Depression, anxiety, and I have had some battles.  I have won some recently, but lost many more early on.  This is war.  Not a skirmish, not a tussle, not a battle,  I can lose, and still overcome.  I can get knocked down, I just have to get up and dust myself off.  I can not control the challenges life puts in front of me, I can only do my best to deal with them as they come and do it the best I can.  Hopefully, in the end, I can plant my flag and fend off the enemy.  The problem is, the enemy is inside me.  It knows my shortcomings, it knows my fears, it knows every way to defeat me, because deep down it is me. 

It becomes hard to discern between the real you and the depressed you.  You lose your identity, your image.  The person you see in the mirror isn't you.  It represents what you have become, you grow to hate yourself more.  You begin to hate yourself, mostly because your inner thoughts tell you to.  They constantly remind you that you are worthless.  Now, these are not voices, that is a whole different ball of wax.  This is your inner voice.  The thing you have trusted throughout the years.  It has turned on you.  You feel like two completely different people.  The person you were, and the good-for-nothing, sorry excuse of a person you have become.  They don't even seem to be related, let alone the same person.  Your past and your memories become something like a movie you once saw.  It didn't really happen to you, because you are no longer that person.  Maybe one day I will look back and this chapter of my life will be the old movie, and my past will be my past not someone elses.
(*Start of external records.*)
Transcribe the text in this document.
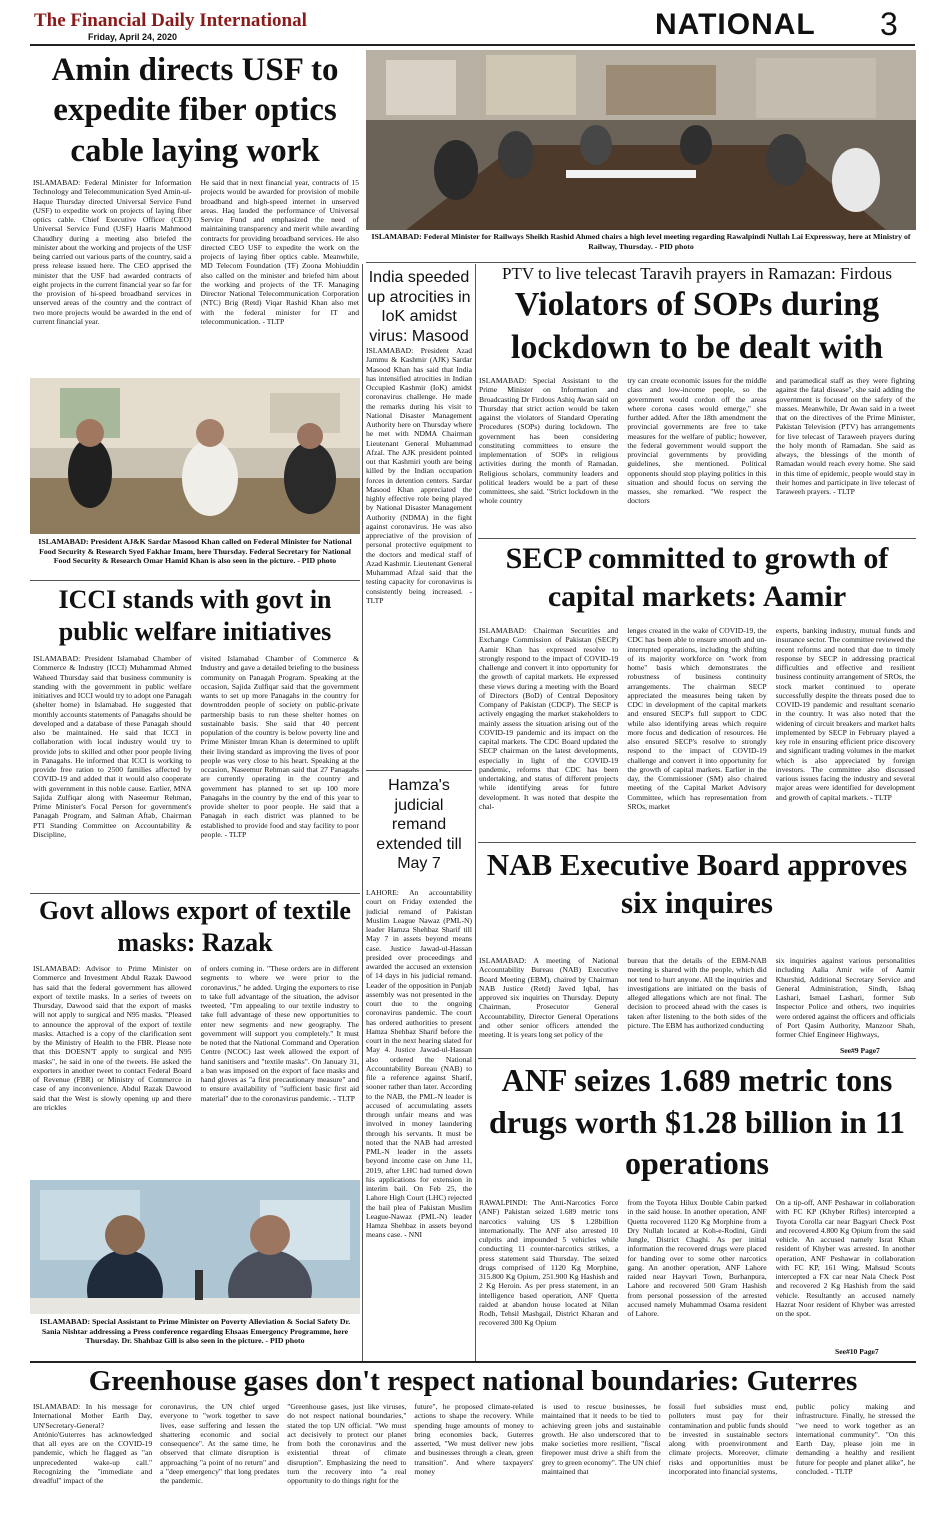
The Financial Daily International
Friday, April 24, 2020	NATIONAL 3
Amin directs USF to expedite fiber optics cable laying work
ISLAMABAD: Federal Minister for Information Technology and Telecommunication Syed Amin-ul-Haque Thursday directed Universal Service Fund (USF) to expedite work on projects of laying fiber optics cable. Chief Executive Officer (CEO) Universal Service Fund (USF) Haaris Mahmood Chaudhry during a meeting also briefed the minister about the working and projects of the USF being carried out various parts of the country, said a press release issued here. The CEO apprised the minister that the USF had awarded contracts of eight projects in the current financial year so far for the provision of hi-speed broadband services in unserved areas of the country and the contract of two more projects would be awarded in the end of current financial year.
He said that in next financial year, contracts of 15 projects would be awarded for provision of mobile broadband and high-speed internet in unserved areas. Haq lauded the performance of Universal Service Fund and emphasized the need of maintaining transparency and merit while awarding contracts for providing broadband services. He also directed CEO USF to expedite the work on the projects of laying fiber optics cable. Meanwhile, MD Telecom Foundation (TF) Zoona Mohiuddin also called on the minister and briefed him about the working and projects of the TF. Managing Director National Telecommunication Corporation (NTC) Brig (Retd) Viqar Rashid Khan also met with the federal minister for IT and telecommunication. - TLTP
ISLAMABAD: Federal Minister for Railways Sheikh Rashid Ahmed chairs a high level meeting regarding Rawalpindi Nullah Lai Expressway, here at Ministry of Railway, Thursday. - PID photo
ISLAMABAD: President AJ&K Sardar Masood Khan called on Federal Minister for National Food Security & Research Syed Fakhar Imam, here Thursday. Federal Secretary for National Food Security & Research Omar Hamid Khan is also seen in the picture. - PID photo
ICCI stands with govt in public welfare initiatives
ISLAMABAD: President Islamabad Chamber of Commerce & Industry (ICCI) Muhammad Ahmed Waheed Thursday said that business community is standing with the government in public welfare initiatives and ICCI would try to adopt one Panagah (shelter home) in Islamabad. He suggested that monthly accounts statements of Panagahs should be developed and a database of these Panagah should also be maintained. He said that ICCI in collaboration with local industry would try to provide jobs to skilled and other poor people living in Panagahs. He informed that ICCI is working to provide free ration to 2500 families affected by COVID-19 and added that it would also cooperate with government in this noble cause. Earlier, MNA Sajida Zulfiqar along with Naseemur Rehman, Prime Minister's Focal Person for government's Panagah Program, and Salman Aftab, Chairman PTI Standing Committee on Accountability & Discipline,
visited Islamabad Chamber of Commerce & Industry and gave a detailed briefing to the business community on Panagah Program. Speaking at the occasion, Sajida Zulfiqar said that the government wants to set up more Panagahs in the country for downtrodden people of society on public-private partnership basis to run these shelter homes on sustainable basis. She said that 40 percent population of the country is below poverty line and Prime Minister Imran Khan is determined to uplift their living standard as improving the lives of poor people was very close to his heart. Speaking at the occasion, Naseemur Rehman said that 27 Panagahs are currently operating in the country and government has planned to set up 100 more Panagahs in the country by the end of this year to provide shelter to poor people. He said that a Panagah in each district was planned to be established to provide food and stay facility to poor people. - TLTP
Govt allows export of textile masks: Razak
ISLAMABAD: Advisor to Prime Minister on Commerce and Investment Abdul Razak Dawood has said that the federal government has allowed export of textile masks. In a series of tweets on Thursday, Dawood said that the export of masks will not apply to surgical and N95 masks. "Pleased to announce the approval of the export of textile masks. Attached is a copy of the clarification sent by the Ministry of Health to the FBR. Please note that this DOESN'T apply to surgical and N95 masks", he said in one of the tweets. He asked the exporters in another tweet to contact Federal Board of Revenue (FBR) or Ministry of Commerce in case of any inconvenience. Abdul Razak Dawood said that the West is slowly opening up and there are trickles
of orders coming in. "These orders are in different segments to where we were prior to the coronavirus," he added. Urging the exporters to rise to take full advantage of the situation, the advisor tweeted, "I'm appealing to our textile industry to take full advantage of these new opportunities to enter new segments and new geography. The government will support you completely." It must be noted that the National Command and Operation Centre (NCOC) last week allowed the export of hand sanitisers and "textile masks". On January 31, a ban was imposed on the export of face masks and hand gloves as "a first precautionary measure" and to ensure availability of "sufficient basic first aid material" due to the coronavirus pandemic. - TLTP
ISLAMABAD: Special Assistant to Prime Minister on Poverty Alleviation & Social Safety Dr. Sania Nishtar addressing a Press conference regarding Ehsaas Emergency Programme, here Thursday. Dr. Shahbaz Gill is also seen in the picture. - PID photo
India speeded up atrocities in IoK amidst virus: Masood
ISLAMABAD: President Azad Jammu & Kashmir (AJK) Sardar Masood Khan has said that India has intensified atrocities in Indian Occupied Kashmir (IoK) amidst coronavirus challenge. He made the remarks during his visit to National Disaster Management Authority here on Thursday where he met with NDMA Chairman Lieutenant General Muhammad Afzal. The AJK president pointed out that Kashmiri youth are being killed by the Indian occupation forces in detention centers. Sardar Masood Khan appreciated the highly effective role being played by National Disaster Management Authority (NDMA) in the fight against coronavirus. He was also appreciative of the provision of personal protective equipment to the doctors and medical staff of Azad Kashmir. Lieutenant General Muhammad Afzal said that the testing capacity for coronavirus is consistently being increased. - TLTP
Hamza's judicial remand extended till May 7
LAHORE: An accountability court on Friday extended the judicial remand of Pakistan Muslim League Nawaz (PML-N) leader Hamza Shehbaz Sharif till May 7 in assets beyond means case. Justice Jawad-ul-Hassan presided over proceedings and awarded the accused an extension of 14 days in his judicial remand. Leader of the opposition in Punjab assembly was not presented in the court due to the ongoing coronavirus pandemic. The court has ordered authorities to present Hamza Shehbaz Sharif before the court in the next hearing slated for May 4. Justice Jawad-ul-Hassan also ordered the National Accountability Bureau (NAB) to file a reference against Sharif, sooner rather than later. According to the NAB, the PML-N leader is accused of accumulating assets through unfair means and was involved in money laundering through his servants. It must be noted that the NAB had arrested PML-N leader in the assets beyond income case on June 11, 2019, after LHC had turned down his applications for extension in interim bail. On Feb 25, the Lahore High Court (LHC) rejected the bail plea of Pakistan Muslim League-Nawaz (PML-N) leader Hamza Shehbaz in assets beyond means case. - NNI
PTV to live telecast Taravih prayers in Ramazan: Firdous
Violators of SOPs during lockdown to be dealt with
ISLAMABAD: Special Assistant to the Prime Minister on Information and Broadcasting Dr Firdous Ashiq Awan said on Thursday that strict action would be taken against the violators of Standard Operating Procedures (SOPs) during lockdown. The government has been considering constituting committees to ensure the implementation of SOPs in religious activities during the month of Ramadan. Religious scholars, community leaders and political leaders would be a part of these committees, she said. "Strict lockdown in the whole country
try can create economic issues for the middle class and low-income people, so the government would cordon off the areas where corona cases would emerge," she further added. After the 18th amendment the provincial governments are free to take measures for the welfare of public; however, the federal government would support the provincial governments by providing guidelines, she mentioned. Political opponents should stop playing politics in this situation and should focus on serving the masses, she remarked. "We respect the doctors
and paramedical staff as they were fighting against the fatal disease", she said adding the government is focused on the safety of the masses. Meanwhile, Dr Awan said in a tweet that on the directives of the Prime Minister, Pakistan Television (PTV) has arrangements for live telecast of Taraweeh prayers during the holy month of Ramadan. She said as always, the blessings of the month of Ramadan would reach every home. She said in this time of epidemic, people would stay in their homes and participate in live telecast of Taraweeh prayers. - TLTP
SECP committed to growth of capital markets: Aamir
ISLAMABAD: Chairman Securities and Exchange Commission of Pakistan (SECP) Aamir Khan has expressed resolve to strongly respond to the impact of COVID-19 challenge and convert it into opportunity for the growth of capital markets. He expressed these views during a meeting with the Board of Directors (BoD) of Central Depository Company of Pakistan (CDCP). The SECP is actively engaging the market stakeholders to mainly assess the situation arising out of the COVID-19 pandemic and its impact on the capital markets. The CDC Board updated the SECP chairman on the latest developments, especially in light of the COVID-19 pandemic, reforms that CDC has been undertaking, and status of different projects while identifying areas for future development. It was noted that despite the chal-
lenges created in the wake of COVID-19, the CDC has been able to ensure smooth and un-interrupted operations, including the shifting of its majority workforce on "work from home" basis which demonstrates the robustness of business continuity arrangements. The chairman SECP appreciated the measures being taken by CDC in development of the capital markets and ensured SECP's full support to CDC while also identifying areas which require more focus and dedication of resources. He also ensured SECP's resolve to strongly respond to the impact of COVID-19 challenge and convert it into opportunity for the growth of capital markets. Earlier in the day, the Commissioner (SM) also chaired meeting of the Capital Market Advisory Committee, which has representation from SROs, market
experts, banking industry, mutual funds and insurance sector. The committee reviewed the recent reforms and noted that due to timely response by SECP in addressing practical difficulties and effective and resilient business continuity arrangement of SROs, the stock market continued to operate successfully despite the threats posed due to COVID-19 pandemic and resultant scenario in the country. It was also noted that the widening of circuit breakers and market halts implemented by SECP in February played a key role in ensuring efficient price discovery and significant trading volumes in the market which is also appreciated by foreign investors. The committee also discussed various issues facing the industry and several major areas were identified for development and growth of capital markets. - TLTP
NAB Executive Board approves six inquires
ISLAMABAD: A meeting of National Accountability Bureau (NAB) Executive Board Meeting (EBM), chaired by Chairman NAB Justice (Retd) Javed Iqbal, has approved six inquiries on Thursday. Deputy Chairman, Prosecutor General Accountability, Director General Operations and other senior officers attended the meeting. It is years long set policy of the
bureau that the details of the EBM-NAB meeting is shared with the people, which did not tend to hurt anyone. All the inquiries and investigations are initiated on the basis of alleged allegations which are not final. The decision to proceed ahead with the cases is taken after listening to the both sides of the picture. The EBM has authorized conducting
six inquiries against various personalities including Aalia Amir wife of Aamir Khurshid, Additional Secretary Service and General Administration, Sindh, Ishaq Lashari, Ismael Lashari, former Sub Inspector Police and others, two inquiries were ordered against the officers and officials of Port Qasim Authority, Manzoor Shah, former Chief Engineer Highways,
See#9 Page7
ANF seizes 1.689 metric tons drugs worth $1.28 billion in 11 operations
RAWALPINDI: The Anti-Narcotics Force (ANF) Pakistan seized 1.689 metric tons narcotics valuing US $ 1.28billion internationally. The ANF also arrested 10 culprits and impounded 5 vehicles while conducting 11 counter-narcotics strikes, a press statement said Thursday. The seized drugs comprised of 1120 Kg Morphine, 315.800 Kg Opium, 251.900 Kg Hashish and 2 Kg Heroin. As per press statement, in an intelligence based operation, ANF Quetta raided at abandon house located at Nilan Rodh, Tehsil Mashgail, District Kharan and recovered 300 Kg Opium
from the Toyota Hilux Double Cabin parked in the said house. In another operation, ANF Quetta recovered 1120 Kg Morphine from a Dry Nullah located at Koh-e-Rodini, Girdi Jungle, District Chaghi. As per initial information the recovered drugs were placed for handing over to some other narcotics gang. An another operation, ANF Lahore raided near Hayvari Town, Burhanpura, Lahore and recovered 500 Gram Hashish from personal possession of the arrested accused namely Muhammad Osama resident of Lahore.
On a tip-off, ANF Peshawar in collaboration with FC KP (Khyber Rifles) intercepted a Toyota Corolla car near Bagyari Check Post and recovered 4.800 Kg Opium from the said vehicle. An accused namely Israt Khan resident of Khyber was arrested. In another operation, ANF Peshawar in collaboration with FC KP, 161 Wing, Mahsud Scouts intercepted a FX car near Nala Check Post and recovered 2 Kg Hashish from the said vehicle. Resultantly an accused namely Hazrat Noor resident of Khyber was arrested on the spot.
See#10 Page7
Greenhouse gases don't respect national boundaries: Guterres
ISLAMABAD: In his message for International Mother Earth Day, UN'Secretary-General?António'Guterres has acknowledged that all eyes are on the COVID-19 pandemic, which he flagged as "an unprecedented wake-up call." Recognizing the "immediate and dreadful" impact of the
coronavirus, the UN chief urged everyone to "work together to save lives, ease suffering and lessen the shattering economic and social consequence". At the same time, he observed that climate disruption is approaching "a point of no return" and a "deep emergency" that long predates the pandemic.
"Greenhouse gases, just like viruses, do not respect national boundaries," stated the top UN official. "We must act decisively to protect our planet from both the coronavirus and the existential threat of climate disruption". Emphasizing the need to turn the recovery into "a real opportunity to do things right for the
future", he proposed climate-related actions to shape the recovery. While spending huge amounts of money to bring economies back, Guterres asserted, "We must deliver new jobs and businesses through a clean, green transition". And where taxpayers' money
is used to rescue businesses, he maintained that it needs to be tied to achieving green jobs and sustainable growth. He also underscored that to make societies more resilient, "fiscal firepower must drive a shift from the grey to green economy". The UN chief maintained that
fossil fuel subsidies must end, polluters must pay for their contamination and public funds should be invested in sustainable sectors along with proenvironment and climate projects. Moreover, climate risks and opportunities must be incorporated into financial systems,
public policy making and infrastructure. Finally, he stressed the "we need to work together as an international community". "On this Earth Day, please join me in demanding a healthy and resilient future for people and planet alike", he concluded. - TLTP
This disease is different than most.  You can not see it.  There are no visible signs that something is wrong other than people close to you can tell you are constantly in a bad mood.  Not just a bad mood, but no longer have enjoyment.  You can't run a simple blood test or an x-ray to see what is wrong.  There is no vaccine to prevent it, or 100% way to cure it.  There are medications that help, but most carry heavy burdens along with them.  People have seen the commercials, they know the names.  Zoloft, Paxil, Cymbalta, Wellbutrin, Prozac, Ativan, Xanax, Valium, Lithium, Depakote, Abilify, Seroquel the list is never ending.  Most of these come with unwanted side effects.  Side effects that do not necessarily help the situation at all.  Weight gain, sexual dysfunction including libido loss, anxiety, headaches, tremors, dizziness, drowsiness or insomnia, delusions, hallucinations, and in rare cases syndromes that can be fatal.  Sometimes you need more medication to combat the side effects of the medication. 
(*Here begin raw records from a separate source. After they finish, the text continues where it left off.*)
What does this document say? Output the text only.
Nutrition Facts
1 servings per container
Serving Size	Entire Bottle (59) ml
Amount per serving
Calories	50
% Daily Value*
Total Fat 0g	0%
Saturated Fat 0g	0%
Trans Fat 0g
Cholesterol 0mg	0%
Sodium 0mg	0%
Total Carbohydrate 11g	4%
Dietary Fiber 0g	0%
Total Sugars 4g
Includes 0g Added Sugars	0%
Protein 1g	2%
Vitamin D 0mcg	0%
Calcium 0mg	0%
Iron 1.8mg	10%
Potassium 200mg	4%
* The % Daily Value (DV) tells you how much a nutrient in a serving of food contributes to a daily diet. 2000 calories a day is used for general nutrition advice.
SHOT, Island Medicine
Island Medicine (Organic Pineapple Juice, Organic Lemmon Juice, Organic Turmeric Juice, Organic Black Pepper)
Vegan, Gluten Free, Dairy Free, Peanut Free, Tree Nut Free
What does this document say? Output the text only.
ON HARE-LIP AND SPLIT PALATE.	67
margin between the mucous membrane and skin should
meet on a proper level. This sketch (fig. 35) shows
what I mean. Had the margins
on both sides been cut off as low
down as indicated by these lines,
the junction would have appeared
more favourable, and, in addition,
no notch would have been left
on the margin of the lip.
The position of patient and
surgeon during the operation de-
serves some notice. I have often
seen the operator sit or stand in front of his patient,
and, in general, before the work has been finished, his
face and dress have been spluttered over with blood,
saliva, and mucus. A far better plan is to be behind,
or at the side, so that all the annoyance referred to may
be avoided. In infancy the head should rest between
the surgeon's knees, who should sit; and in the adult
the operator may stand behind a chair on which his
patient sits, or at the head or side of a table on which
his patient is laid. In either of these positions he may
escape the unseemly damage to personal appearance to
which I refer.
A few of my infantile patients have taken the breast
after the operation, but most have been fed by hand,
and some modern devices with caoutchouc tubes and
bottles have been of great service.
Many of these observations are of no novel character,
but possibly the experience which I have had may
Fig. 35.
For many years laughter and use of comedy have been my tools for battling the disease.  It was not enough.  The disease still struck, even after lying dorment for many years, it sunk it's fangs into me, coiled around me, and nearly squeezed all signs of life out of me.  Through the trials you have already read about I got on medication, some helped, some made things worse.  That can be the frustrating part.  You take a medication and it is supposed to help.  The first antidepressant I took caused me to have a pounding heart, so hard you can feel your pulse throughout your body, so hard you can see it with your eyes closed.  Or can you?  Then began the colors, bright flashy rainbow tunnel on an acid trip colors.  Sweating and dizzy.  My god, is this what it is going to be like on these meds?  Fortunately for me, it was just that certain medication and I was switched to another.  One that would help me sleep too.  It has worked fairly well until now.  It used to be after I took it, about 30 minutes later I would be very tired.  Now, 30 minutes later I am wide awake.  An hour later I am just getting drowsy.  Two hours later I am tired.  Last night, it took almost 5 hours to finally fall asleep.  I moved from the bedroom to the couch at about midnight as I had been tossing and turning for almost two hours at that point.  A few hours later the light came on and a short, high-pitched scream woke me up.  Apparently, my wife was unaware of my sleeping difficulties and was not expecting a grown man on the couch.